En attendant qu’un procédé de remplacement existe, une bière non pasteurisée repose sur la recette, sur le filtre et sur l’hygiène de la ligne, dans cet ordre. La microfiltration est la voie que certaines brasseries artisanales ont adoptée pour se dispenser du tunnel (de Lima et al., 2023). Pour l’acheteur, la mention ne promet donc ni une durée ni un goût : elle indique où le brasseur a placé sa garantie.

Questions fréquentes

Une bière non pasteurisée se conserve-t-elle moins longtemps ?

Pas mécaniquement, mais elle est plus dépendante de ce qui s’est passé après le filtre. Les membranes seules se voient prêter une demi-année de tenue, et pourtant les cinq bouteilles microfiltrées fraîches analysées dans l’étude de référence portaient toutes plus de 300 colonies bactériennes pour 0,1 millilitre (de Lima et al., 2023). La durée réelle dépend donc de la charge qui est entrée dans la bouteille, pas de l’absence de chauffage.

Une bière laissée au chaud est-elle stérilisée pour autant ?

Elle peut l’être, et c’est précisément le problème. Six jours à 55 degrés ont suffi à faire disparaître toute contamination des bouteilles microfiltrées, mais ces mêmes six jours servent dans la littérature à simuler un vieillissement accéléré (de Lima et al., 2023). Une chaleur prolongée assainit et abîme d’un même mouvement, alors qu’un tunnel de pasteurisation applique une dose courte et mesurée, puis ramène la bouteille au froid.

Pourquoi la mention apparaît-elle surtout sur des petites productions ?

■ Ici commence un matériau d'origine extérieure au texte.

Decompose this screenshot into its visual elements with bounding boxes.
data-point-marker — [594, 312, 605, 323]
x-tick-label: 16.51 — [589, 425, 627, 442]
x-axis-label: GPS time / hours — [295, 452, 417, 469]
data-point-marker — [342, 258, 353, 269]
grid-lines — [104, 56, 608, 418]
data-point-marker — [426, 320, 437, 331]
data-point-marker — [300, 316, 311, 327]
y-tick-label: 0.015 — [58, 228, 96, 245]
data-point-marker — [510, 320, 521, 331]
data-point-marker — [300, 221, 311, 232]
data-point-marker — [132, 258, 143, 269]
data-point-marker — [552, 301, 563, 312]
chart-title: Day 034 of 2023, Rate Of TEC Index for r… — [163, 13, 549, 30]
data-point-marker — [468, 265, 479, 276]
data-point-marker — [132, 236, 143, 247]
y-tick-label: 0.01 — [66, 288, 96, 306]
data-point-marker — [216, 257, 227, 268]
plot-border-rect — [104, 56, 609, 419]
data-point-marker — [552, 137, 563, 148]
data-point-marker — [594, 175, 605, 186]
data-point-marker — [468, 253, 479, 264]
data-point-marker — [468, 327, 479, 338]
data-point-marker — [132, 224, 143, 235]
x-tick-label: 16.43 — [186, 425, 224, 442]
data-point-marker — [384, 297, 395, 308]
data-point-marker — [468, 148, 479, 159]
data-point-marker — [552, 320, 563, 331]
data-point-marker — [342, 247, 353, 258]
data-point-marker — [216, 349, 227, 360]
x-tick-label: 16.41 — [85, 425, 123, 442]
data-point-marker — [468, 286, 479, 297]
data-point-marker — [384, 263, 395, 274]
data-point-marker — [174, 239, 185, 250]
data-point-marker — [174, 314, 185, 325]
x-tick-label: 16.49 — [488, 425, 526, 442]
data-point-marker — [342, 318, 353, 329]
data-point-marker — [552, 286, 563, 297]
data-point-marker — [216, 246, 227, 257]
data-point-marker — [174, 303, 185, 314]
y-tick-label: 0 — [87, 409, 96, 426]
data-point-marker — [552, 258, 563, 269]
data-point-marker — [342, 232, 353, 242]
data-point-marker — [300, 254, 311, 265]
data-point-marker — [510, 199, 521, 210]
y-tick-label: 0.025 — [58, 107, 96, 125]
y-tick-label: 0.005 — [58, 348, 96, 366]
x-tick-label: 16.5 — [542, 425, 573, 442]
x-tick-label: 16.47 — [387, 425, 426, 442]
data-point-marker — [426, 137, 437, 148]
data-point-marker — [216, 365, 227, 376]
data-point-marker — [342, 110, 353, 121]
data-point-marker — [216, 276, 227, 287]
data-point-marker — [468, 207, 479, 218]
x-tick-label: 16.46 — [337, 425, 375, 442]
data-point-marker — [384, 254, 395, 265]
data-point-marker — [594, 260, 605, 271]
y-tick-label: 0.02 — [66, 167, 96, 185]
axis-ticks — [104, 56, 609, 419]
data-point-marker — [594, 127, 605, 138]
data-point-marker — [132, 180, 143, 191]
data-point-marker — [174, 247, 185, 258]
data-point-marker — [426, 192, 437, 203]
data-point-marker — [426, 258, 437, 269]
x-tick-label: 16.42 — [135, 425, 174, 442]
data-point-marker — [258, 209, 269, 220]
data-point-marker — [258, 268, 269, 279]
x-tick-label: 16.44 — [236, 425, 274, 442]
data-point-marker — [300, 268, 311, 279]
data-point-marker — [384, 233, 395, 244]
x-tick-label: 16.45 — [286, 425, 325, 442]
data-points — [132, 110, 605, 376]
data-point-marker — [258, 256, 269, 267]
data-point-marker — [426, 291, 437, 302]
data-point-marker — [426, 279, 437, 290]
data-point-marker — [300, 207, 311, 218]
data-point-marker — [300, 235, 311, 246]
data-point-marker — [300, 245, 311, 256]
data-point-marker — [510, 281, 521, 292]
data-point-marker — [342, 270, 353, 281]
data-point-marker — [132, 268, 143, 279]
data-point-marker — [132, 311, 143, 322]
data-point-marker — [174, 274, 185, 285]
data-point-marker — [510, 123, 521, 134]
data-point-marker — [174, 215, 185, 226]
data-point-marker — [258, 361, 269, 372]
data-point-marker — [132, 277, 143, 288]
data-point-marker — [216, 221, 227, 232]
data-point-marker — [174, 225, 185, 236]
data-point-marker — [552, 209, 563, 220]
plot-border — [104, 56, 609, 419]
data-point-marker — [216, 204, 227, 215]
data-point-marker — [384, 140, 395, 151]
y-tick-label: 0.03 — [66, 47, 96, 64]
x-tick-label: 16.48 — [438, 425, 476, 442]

Parce que la pasteurisation est un équipement, une consommation d’énergie et une ligne dédiée, et parce que la microfiltration permet de s’en dispenser à moindre coût (de Lima et al., 2023). Le revers est celui qu’a mesuré la même étude : sans embouteillage stérile, le filtre ne protège plus rien de ce qui se passe en aval, ce qui met la propreté du matériel et de l’air en première ligne.